Employee Training and Awareness

Employee training must also be updated to address the unique challenges of shadow AI.

“Employees need to understand what qualifies as shadow AI, the risks involved, and the approved alternatives,” Chuvakin explained.

However, this should be a two-way street, with organizations taking the time to understand how and why employees want to use AI – and updating their guardrails appropriately.
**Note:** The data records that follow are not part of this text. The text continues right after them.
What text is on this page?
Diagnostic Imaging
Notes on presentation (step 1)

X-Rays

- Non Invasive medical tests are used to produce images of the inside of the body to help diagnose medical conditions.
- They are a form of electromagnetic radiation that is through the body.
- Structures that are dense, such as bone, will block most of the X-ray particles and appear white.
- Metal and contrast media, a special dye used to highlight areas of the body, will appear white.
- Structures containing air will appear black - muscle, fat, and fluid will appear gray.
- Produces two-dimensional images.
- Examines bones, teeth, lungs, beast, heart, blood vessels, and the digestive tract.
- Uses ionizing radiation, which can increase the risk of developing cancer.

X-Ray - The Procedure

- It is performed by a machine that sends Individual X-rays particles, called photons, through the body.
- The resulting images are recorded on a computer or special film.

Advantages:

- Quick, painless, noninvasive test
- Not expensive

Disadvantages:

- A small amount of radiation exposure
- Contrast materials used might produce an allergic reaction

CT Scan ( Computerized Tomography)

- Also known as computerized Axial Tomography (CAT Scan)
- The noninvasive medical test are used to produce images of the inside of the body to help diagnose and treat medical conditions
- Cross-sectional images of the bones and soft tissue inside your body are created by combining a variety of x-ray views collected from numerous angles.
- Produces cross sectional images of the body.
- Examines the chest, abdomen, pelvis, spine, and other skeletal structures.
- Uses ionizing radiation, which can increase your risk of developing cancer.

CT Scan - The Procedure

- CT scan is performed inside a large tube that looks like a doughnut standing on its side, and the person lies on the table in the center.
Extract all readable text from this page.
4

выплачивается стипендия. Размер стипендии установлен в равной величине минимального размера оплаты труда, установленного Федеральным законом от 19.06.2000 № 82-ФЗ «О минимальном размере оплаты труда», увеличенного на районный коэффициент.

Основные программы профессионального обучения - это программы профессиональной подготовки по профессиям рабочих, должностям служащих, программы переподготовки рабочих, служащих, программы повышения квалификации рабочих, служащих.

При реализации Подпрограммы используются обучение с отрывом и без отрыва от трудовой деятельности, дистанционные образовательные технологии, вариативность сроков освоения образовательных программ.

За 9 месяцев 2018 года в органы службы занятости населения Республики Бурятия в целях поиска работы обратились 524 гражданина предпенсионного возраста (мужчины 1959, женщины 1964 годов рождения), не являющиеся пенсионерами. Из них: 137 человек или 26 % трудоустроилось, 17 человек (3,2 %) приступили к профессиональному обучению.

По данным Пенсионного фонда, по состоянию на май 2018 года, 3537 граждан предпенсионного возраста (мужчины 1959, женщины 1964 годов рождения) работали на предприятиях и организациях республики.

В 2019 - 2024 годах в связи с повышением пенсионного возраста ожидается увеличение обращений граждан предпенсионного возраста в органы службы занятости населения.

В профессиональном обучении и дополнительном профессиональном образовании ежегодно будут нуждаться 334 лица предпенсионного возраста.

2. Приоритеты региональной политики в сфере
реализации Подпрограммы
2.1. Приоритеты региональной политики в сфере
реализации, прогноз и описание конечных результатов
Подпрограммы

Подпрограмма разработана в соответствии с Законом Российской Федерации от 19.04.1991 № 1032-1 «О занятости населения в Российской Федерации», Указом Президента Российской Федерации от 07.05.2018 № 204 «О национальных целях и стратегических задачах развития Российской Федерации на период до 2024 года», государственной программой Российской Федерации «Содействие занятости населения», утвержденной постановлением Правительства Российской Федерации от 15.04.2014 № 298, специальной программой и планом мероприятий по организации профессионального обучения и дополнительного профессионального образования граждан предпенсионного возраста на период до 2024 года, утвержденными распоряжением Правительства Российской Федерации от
Staff need to view the security team as an enabler, rather than a blocker, when it comes to AI adoption, a culture which is essential to ensure adherence to policies.

“Regularly communicating successes, sharing lessons learned from pilot projects, and providing quick-response support when issues arise will encourage responsible experimentation and help AI become a trusted, productive part of the business,” Kelley advised.

Conclusion

Shadow AI presents a novel data security and privacy risk to enterprises across all industries. Organizations should leverage prior experiences of managing shadow IT to address this issue but also recognize the distinct challenges of shadow AI.

Banning AI tools such as LLMs is not a viable solution. Instead, specific visibility, technical monitoring, policies and training approaches need to be developed that facilitate the safe employee use of AI. This includes a lightweight and clear approvals process, easy access to enterprise-approved tools and automated solutions that can rapidly flag risky inputs and outputs.